The drama around Sunday’s debate

The drama around Sunday’s debate October 8, 2016

The second presidential debate will be held Sunday at 9:00 p.m. ET, to be covered by all major networks.

This one will have a Town Hall format, with ordinary Americans who have been identified as uncommitted voters in close proximity and asking half the questions.  This can induce cringeworthy moments.  Candidates will also get to move around, which seldom goes well.  (Remember Al Gore trying to be the alpha male by invading George W. Bush’s personal space?  It was just embarrassingly awkwardwith Bush ruining the whole effect with his bemused expression, getting the audience to laugh at him.)

Trump has not done many Town Halls, preferring to speak at huge arenas with thousands of cheering fans.  A big test will be if he can restrain himself from unloading on an ordinary American who asks him a hostile question.

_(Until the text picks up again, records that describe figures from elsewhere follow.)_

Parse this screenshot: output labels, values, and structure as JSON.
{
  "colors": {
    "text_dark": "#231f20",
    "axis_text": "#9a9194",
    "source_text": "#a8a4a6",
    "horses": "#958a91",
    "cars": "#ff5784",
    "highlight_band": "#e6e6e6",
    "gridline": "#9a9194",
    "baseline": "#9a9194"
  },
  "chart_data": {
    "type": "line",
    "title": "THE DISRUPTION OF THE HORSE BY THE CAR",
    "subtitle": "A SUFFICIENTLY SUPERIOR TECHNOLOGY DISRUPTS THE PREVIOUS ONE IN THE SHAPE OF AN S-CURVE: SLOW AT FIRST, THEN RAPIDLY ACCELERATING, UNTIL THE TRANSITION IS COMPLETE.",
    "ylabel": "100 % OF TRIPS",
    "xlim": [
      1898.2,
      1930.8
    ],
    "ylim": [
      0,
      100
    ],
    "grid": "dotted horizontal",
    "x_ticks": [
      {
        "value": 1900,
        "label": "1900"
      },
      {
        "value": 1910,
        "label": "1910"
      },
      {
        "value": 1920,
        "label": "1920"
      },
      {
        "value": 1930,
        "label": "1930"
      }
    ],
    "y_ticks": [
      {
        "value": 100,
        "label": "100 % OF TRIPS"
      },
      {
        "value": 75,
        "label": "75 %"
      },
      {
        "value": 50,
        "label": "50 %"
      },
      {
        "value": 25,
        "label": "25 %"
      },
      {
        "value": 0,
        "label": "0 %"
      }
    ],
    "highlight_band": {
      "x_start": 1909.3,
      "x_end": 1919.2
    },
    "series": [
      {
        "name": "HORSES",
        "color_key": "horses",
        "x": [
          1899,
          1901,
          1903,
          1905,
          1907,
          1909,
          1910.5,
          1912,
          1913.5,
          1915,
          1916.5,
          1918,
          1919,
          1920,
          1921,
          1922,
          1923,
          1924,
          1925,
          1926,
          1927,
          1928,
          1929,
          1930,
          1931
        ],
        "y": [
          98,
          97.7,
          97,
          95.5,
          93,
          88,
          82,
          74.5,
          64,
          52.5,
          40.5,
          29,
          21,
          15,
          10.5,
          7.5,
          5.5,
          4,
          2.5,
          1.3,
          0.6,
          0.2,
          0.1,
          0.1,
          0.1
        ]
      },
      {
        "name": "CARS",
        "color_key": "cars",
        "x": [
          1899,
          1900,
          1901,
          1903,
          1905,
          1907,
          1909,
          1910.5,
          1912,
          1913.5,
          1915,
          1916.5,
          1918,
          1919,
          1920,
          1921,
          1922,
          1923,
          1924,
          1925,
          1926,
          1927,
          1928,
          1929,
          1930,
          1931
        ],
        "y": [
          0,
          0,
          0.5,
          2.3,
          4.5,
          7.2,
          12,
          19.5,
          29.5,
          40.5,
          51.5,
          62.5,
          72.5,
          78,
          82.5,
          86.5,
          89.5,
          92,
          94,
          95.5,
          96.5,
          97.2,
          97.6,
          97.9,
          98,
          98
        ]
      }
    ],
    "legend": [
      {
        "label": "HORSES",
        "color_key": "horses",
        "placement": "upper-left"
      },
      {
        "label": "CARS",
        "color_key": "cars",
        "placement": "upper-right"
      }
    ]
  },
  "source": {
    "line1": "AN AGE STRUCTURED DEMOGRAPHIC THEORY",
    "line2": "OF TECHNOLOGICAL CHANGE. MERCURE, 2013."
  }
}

He can be sure that he will be asked about the video just released from 2005 of him making incredibly lewd and lecherous remarks about women, including bragging about an adultery attempt and how he gets to grope women sexually because he is a “star.”  (Some are saying this will doom his campaign.  Do you think it will?)

I don’t like to blog on Sundays, so I won’t be liveblogging this debate.  (You can comment on it as it unfolds here at this post, if you want.)  But I do intend to watch it, so we can discuss what happens on Monday.

From Everything you need to know about Trump and Clinton’s second 2016 presidential debate – POLITICO:

When is the second debate between Hillary Clinton and Donald Trump?
The second debate will take place Sunday at Washington University in St. Louis.

What time is the debate and how long will it last?
The debate starts at 9 p.m. E.T. and will go for 90 minutes without commercial breaks.
How can I watch the debate?
The debate will air on major television networks as well as the websites of the leading cable channels and C-SPAN.
How can I watch the debate online?
The websites for major television networks, including MSNBC and ABC News, will livestream the event.
Who will moderate the debate?
The moderators for the debate will be Martha Raddatz, chief global affairs correspondent for ABC’s “This Week,” and CNN anchor Anderson Cooper. . . .

What is the format of the debate?
Unlike the first presidential debate, the second one is in a town hall style format. Half of the questions will be asked by audience members at the debate and the other half will be asked by Raddatz and Cooper. Clinton and Trump will both have two minutes to respond to the questions and then there will be another minute for the moderators to ask follow-up questions and advance the discussion.

The town hall participants in the audience are uncommitted voters and were picked by the Gallup polling organization.